On the big day of the conference, P&G hired a moderator to get feedback from real moms on so many of their products. That’s corporate responsibility. That’s smart. (It also gives them a huge savings on big-idea consulting.). When the McDonald’s executives discussed their program over dinner with the 4 moms involved in the All-Access program, I certainly felt as if we had made an impact. The CEO took handwritten notes. He asked a hundred questions. (And only a portion of our feedback was positive. But they didn’t want to hear the positive stuff.) They wanted the moms’ perspective on what needed to be changed to make them a better company. They know what they do well. They want to be better. And as true ‘ambassadors’, we were in a position to tell them.
That’s what an ‘ambassador’ means. You need to know more about the company than most of the employees. And be willing to be smart and mature on social media. You need to think outside the box. To seriously consider negative feedback from social media and take a risk to get the real answers. You need to meet the people behind the company – the chemists and farmers and salespeople. This is why companies are paying attention to Mom ambassadors. That is what will propel the profession and help the public connect with the brands. And that is why any time we agree to the role of ‘ambassador’, it is a big job. A big responsibility.

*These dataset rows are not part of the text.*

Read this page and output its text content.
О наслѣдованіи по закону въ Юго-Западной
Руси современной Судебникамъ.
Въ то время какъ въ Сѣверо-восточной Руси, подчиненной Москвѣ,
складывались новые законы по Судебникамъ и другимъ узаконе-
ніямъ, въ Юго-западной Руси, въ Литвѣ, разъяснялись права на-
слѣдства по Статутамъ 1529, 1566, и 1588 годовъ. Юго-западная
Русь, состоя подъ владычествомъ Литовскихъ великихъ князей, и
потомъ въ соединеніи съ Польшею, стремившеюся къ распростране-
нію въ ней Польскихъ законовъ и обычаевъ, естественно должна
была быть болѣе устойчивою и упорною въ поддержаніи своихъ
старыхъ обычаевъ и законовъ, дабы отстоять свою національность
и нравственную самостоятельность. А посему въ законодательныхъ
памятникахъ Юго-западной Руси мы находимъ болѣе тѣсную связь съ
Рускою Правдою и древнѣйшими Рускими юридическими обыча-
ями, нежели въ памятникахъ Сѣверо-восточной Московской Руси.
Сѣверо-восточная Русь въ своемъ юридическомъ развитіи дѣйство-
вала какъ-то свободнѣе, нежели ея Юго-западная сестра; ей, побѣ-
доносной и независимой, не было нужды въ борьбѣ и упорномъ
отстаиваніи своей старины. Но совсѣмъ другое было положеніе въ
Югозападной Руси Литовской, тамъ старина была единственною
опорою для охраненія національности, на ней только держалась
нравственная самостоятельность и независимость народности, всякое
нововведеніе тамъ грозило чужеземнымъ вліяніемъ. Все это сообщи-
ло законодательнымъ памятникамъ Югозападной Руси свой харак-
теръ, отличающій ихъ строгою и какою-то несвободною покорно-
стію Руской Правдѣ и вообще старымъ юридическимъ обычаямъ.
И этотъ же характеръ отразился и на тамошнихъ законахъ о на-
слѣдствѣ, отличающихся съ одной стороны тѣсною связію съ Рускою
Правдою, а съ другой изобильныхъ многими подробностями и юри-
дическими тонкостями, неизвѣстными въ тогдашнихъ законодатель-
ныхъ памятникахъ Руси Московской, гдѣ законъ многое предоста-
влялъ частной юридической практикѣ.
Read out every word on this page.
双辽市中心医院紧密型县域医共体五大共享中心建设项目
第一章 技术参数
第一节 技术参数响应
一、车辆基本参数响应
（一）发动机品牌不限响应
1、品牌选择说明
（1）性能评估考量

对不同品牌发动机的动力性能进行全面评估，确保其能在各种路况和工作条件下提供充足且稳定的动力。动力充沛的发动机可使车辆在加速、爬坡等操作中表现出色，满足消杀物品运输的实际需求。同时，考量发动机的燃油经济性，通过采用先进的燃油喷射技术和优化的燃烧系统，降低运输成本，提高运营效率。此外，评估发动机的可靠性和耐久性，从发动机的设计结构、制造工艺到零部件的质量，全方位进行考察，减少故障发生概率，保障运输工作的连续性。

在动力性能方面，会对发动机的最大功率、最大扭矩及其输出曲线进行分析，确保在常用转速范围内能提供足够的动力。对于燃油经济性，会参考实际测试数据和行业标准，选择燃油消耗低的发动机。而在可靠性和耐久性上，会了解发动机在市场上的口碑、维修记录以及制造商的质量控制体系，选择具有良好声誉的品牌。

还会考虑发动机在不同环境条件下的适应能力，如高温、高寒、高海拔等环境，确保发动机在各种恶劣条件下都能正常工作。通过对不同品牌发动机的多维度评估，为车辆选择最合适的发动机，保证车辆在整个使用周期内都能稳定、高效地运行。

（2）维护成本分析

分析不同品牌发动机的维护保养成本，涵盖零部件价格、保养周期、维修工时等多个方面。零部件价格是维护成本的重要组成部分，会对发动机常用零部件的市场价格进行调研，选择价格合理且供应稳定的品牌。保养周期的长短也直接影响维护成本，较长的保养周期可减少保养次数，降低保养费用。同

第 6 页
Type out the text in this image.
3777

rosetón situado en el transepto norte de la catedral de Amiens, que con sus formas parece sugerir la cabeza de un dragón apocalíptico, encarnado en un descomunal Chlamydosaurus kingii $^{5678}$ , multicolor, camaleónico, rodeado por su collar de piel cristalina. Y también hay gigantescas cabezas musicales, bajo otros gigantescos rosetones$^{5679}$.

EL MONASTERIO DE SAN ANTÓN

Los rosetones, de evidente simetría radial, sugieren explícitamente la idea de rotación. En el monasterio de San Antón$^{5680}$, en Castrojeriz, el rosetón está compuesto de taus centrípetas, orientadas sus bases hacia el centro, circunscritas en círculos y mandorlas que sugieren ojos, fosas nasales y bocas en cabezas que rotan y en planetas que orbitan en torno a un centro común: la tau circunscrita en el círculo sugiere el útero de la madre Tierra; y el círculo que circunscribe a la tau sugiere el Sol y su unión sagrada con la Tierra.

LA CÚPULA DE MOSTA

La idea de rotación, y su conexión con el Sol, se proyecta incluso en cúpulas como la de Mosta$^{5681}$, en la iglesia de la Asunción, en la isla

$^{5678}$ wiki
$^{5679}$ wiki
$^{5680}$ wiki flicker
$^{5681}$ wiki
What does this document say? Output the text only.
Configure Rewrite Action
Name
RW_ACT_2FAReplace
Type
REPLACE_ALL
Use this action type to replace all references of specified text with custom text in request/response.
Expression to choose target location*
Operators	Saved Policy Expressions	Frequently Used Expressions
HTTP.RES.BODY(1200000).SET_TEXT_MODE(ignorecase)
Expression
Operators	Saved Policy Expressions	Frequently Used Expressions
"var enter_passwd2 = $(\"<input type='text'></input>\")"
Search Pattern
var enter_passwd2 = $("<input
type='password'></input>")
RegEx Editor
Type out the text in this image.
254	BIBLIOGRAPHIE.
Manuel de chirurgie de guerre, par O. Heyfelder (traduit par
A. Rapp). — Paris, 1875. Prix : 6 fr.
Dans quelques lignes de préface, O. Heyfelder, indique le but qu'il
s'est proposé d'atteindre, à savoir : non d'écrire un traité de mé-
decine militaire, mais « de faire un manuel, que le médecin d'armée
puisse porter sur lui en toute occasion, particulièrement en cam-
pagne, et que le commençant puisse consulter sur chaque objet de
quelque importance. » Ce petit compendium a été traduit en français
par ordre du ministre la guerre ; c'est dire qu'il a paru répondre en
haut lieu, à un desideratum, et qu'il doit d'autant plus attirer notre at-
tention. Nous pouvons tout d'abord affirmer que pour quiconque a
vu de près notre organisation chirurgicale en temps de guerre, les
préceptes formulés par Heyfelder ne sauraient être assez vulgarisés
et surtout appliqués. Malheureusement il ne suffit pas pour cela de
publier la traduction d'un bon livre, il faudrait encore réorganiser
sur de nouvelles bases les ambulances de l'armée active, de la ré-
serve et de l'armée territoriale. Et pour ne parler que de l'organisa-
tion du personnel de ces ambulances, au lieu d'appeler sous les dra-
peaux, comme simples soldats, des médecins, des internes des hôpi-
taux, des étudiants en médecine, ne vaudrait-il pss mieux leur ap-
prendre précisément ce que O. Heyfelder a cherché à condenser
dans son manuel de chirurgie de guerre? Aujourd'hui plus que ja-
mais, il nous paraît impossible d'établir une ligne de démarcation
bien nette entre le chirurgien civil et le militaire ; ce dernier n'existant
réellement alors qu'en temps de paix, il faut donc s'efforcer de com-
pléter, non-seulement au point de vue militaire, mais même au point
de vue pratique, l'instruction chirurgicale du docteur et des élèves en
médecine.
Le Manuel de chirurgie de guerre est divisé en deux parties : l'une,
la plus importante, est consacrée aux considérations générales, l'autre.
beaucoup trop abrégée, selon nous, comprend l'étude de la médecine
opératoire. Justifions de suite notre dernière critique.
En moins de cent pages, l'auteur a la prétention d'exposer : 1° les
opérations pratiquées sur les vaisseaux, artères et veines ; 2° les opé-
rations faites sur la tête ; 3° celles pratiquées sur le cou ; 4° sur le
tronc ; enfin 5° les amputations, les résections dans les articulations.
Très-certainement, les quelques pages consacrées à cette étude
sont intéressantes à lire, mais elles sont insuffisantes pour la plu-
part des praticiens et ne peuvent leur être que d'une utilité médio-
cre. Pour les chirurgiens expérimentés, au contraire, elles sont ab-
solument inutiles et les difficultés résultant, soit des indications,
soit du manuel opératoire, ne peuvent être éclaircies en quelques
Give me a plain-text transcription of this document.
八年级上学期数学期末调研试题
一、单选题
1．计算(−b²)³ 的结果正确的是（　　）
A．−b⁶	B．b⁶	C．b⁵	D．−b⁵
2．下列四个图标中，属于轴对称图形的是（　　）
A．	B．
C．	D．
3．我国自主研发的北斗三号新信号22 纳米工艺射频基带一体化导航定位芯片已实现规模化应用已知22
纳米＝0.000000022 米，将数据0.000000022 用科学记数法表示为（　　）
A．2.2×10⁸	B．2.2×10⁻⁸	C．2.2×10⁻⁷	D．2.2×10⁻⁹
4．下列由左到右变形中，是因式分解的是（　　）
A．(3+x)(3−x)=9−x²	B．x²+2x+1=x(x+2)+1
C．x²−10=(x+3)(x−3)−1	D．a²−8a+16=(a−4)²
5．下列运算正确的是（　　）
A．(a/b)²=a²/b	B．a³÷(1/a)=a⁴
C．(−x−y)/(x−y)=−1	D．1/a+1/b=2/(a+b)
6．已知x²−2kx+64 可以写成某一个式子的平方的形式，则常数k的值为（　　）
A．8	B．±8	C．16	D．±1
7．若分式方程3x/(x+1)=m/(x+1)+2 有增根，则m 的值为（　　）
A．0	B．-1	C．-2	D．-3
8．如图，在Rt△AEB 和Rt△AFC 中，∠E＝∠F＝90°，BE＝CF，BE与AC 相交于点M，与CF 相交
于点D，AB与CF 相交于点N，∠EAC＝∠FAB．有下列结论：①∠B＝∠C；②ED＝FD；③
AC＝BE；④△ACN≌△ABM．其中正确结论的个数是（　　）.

From what I have heard and read so far, I am very much an ambassador. But I chose to get my BA in theatre and politics – not in chemistry or sales – and I cannot learn all of these arts in a few days. So I invite all of my readers – just as I did as a McDonald’s All-Access Mom – to ask questions. You know more than I do about your own experience as a Mom and a professional – and as an ambassador, I am simply a conduit to extracting honest and relevant answers. We’re all parents. We all want healthy, happy kids. Ask me. I assure you I will get the answers. That’s what an ambassador does.